Dynamic Range Calculator

Calculate the dynamic range of a camera sensor in decibels and stops from its full-well capacity and read noise.

Dynamic range84.4 dB
In stops
14 stops

What the Sensor Dynamic Range Calculator Does

This dynamic range calculator measures the ratio between the brightest and faintest signal a camera sensor can record in a single exposure. You enter two numbers from your sensor's specifications, full well capacity and read noise (both in electrons), and the tool reports dynamic range in two common units: decibels (dB) and photographic stops.

It is built for astrophotographers, CCD and CMOS camera owners, and anyone comparing sensors before a purchase. Dynamic range tells you whether a sensor can hold detail in a faint nebula and a bright star at the same time, which is one of the hardest jobs in astro imaging.

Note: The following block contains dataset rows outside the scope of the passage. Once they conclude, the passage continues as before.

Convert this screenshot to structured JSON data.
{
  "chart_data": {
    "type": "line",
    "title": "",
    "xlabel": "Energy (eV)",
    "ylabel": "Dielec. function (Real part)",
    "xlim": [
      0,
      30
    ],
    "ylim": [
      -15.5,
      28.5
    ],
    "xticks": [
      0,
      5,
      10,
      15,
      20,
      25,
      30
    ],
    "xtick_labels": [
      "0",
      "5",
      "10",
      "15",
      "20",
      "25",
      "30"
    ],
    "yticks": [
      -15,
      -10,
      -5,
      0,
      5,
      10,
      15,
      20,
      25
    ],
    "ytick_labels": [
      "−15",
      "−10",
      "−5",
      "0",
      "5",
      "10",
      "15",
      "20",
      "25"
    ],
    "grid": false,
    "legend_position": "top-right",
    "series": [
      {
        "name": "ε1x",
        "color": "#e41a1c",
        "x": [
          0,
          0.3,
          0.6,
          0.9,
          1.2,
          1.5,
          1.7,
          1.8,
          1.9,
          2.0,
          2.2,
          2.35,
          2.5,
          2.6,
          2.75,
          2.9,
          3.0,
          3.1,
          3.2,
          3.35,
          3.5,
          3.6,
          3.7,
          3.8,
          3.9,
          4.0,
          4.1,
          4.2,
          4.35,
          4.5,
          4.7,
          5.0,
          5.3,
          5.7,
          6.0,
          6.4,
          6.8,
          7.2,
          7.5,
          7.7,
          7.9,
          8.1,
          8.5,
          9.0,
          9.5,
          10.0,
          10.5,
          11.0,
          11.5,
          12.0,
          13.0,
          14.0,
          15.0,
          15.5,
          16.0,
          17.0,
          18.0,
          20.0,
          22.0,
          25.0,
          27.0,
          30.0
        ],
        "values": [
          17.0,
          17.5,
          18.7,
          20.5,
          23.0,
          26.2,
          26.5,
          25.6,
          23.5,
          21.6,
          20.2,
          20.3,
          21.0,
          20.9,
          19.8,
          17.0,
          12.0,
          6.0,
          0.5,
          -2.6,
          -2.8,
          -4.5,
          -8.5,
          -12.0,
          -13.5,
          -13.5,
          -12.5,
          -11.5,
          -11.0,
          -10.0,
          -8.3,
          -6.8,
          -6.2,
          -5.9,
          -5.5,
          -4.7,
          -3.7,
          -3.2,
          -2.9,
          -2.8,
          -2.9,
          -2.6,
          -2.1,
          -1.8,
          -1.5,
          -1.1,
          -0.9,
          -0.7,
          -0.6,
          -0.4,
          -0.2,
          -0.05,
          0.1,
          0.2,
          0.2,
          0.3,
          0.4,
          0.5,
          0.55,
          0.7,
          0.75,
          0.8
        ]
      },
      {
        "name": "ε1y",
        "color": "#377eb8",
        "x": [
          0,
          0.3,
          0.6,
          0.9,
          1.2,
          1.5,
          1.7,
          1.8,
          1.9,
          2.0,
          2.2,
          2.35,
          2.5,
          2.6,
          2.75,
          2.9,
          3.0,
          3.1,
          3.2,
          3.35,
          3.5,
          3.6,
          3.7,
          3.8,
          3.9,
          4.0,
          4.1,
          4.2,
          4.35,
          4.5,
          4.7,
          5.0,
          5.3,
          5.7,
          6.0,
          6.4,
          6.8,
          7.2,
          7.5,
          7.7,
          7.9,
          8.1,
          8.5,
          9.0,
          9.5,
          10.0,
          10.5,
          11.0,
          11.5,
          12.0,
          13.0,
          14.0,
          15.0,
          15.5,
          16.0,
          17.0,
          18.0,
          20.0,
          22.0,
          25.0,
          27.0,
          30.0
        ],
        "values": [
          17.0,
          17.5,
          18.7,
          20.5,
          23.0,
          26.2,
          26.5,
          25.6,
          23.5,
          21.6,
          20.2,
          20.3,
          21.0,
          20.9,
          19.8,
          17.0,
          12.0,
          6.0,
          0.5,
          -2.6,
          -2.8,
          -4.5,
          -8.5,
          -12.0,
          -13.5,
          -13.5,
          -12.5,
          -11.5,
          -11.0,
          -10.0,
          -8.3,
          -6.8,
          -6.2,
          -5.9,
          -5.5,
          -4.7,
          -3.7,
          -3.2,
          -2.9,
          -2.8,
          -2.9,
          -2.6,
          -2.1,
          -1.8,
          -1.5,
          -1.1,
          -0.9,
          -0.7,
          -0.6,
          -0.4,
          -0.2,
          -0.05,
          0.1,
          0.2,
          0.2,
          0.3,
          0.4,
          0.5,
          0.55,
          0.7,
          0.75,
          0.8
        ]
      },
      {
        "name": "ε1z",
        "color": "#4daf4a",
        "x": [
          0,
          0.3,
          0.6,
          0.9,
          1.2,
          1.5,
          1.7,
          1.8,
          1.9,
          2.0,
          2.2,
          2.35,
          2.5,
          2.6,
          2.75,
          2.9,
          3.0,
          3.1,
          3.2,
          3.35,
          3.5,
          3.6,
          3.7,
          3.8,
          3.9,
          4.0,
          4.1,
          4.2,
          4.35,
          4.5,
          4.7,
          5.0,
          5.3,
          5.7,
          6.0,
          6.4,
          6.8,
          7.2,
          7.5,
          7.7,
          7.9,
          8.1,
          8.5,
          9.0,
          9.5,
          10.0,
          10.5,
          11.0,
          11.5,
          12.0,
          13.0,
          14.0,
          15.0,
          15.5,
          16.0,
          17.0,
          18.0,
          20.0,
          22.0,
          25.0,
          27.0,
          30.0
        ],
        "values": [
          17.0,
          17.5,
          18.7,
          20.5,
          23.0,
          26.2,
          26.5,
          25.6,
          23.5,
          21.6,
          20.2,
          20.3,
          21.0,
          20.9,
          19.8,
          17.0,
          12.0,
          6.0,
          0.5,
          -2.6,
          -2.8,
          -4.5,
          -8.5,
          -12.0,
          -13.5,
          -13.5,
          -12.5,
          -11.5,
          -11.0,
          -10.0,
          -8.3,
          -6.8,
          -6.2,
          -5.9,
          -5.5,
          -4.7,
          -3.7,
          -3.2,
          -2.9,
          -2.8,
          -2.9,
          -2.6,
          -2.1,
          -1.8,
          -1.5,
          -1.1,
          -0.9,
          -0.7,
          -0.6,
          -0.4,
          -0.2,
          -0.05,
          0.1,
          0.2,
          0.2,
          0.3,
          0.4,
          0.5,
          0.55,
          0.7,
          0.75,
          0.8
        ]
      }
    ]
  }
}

How It Works: The Dynamic Range Formula

Dynamic range is the ratio of the largest signal (full well capacity, the maximum electrons a pixel can hold before saturating) to the smallest reliable signal (read noise, the noise floor added each time the sensor is read out). The CCD dynamic range formula is written two ways:

Because read noise sets the floor, lowering it raises dynamic range just as much as increasing full well does. Note that one stop equals a 2x ratio, while every 6.02 dB also equals one stop, so the two outputs always agree.

  • Decibels: DR(dB) = 20 x log10(full well / read noise)
  • Stops: DR(stops) = log2(full well / read noise)

Worked Example With Real Numbers

Suppose a cooled astronomy camera has a full well capacity of 51,000 electrons and a read noise of 3.5 electrons. First take the ratio: 51,000 / 3.5 = 14,571.

For decibels: 20 x log10(14,571) = 20 x 4.164 = 83.3 dB. For stops: log2(14,571) = 13.8 stops. So this sensor can distinguish roughly 13.8 stops of brightness in a single sub-exposure, enough to begin separating dim nebulosity from much brighter field stars before they clip.

Why Dynamic Range Matters for Astro Imaging

Deep-sky targets pack faint, diffuse signal and intense point sources into one frame. A galaxy's outer arms or the wisps of a nebula may sit only a few electrons above the noise floor, while nearby stars saturate the well. High dynamic range lets a single exposure record both ends without crushing the faint detail or blowing out star cores.

When a sensor's dynamic range is too small for a scene, imagers shoot multiple exposure lengths and blend them (HDR compositing), or simply stack many short subs. Knowing your sensor's dynamic range up front tells you how much of this extra work a given target will require.

Tips, Common Mistakes, and Factors That Affect the Result

Use values that match the actual gain setting you image at. On modern CMOS cameras, raising gain lowers both full well and read noise, so dynamic range is gain-dependent, not a single fixed number. Always read the values off the manufacturer's gain curve for your chosen setting.

  • Keep units consistent: both full well and read noise must be in electrons (e-), not ADU. Mixing them gives a wrong ratio.
  • Do not confuse bit depth with dynamic range. A 16-bit ADC can output 16 stops of numbers, but the sensor's real dynamic range is set by full well and read noise, often less.
  • Remember the 6.02 dB per stop relationship if you need to convert between the two outputs by hand.
  • Stacking frames does not change a single sub's dynamic range, but it lowers effective read noise relative to signal, improving usable dynamic range of the final image.
  • Manufacturer spec sheets sometimes quote dynamic range at minimum gain; verify the read noise figure used so your comparison between cameras is fair.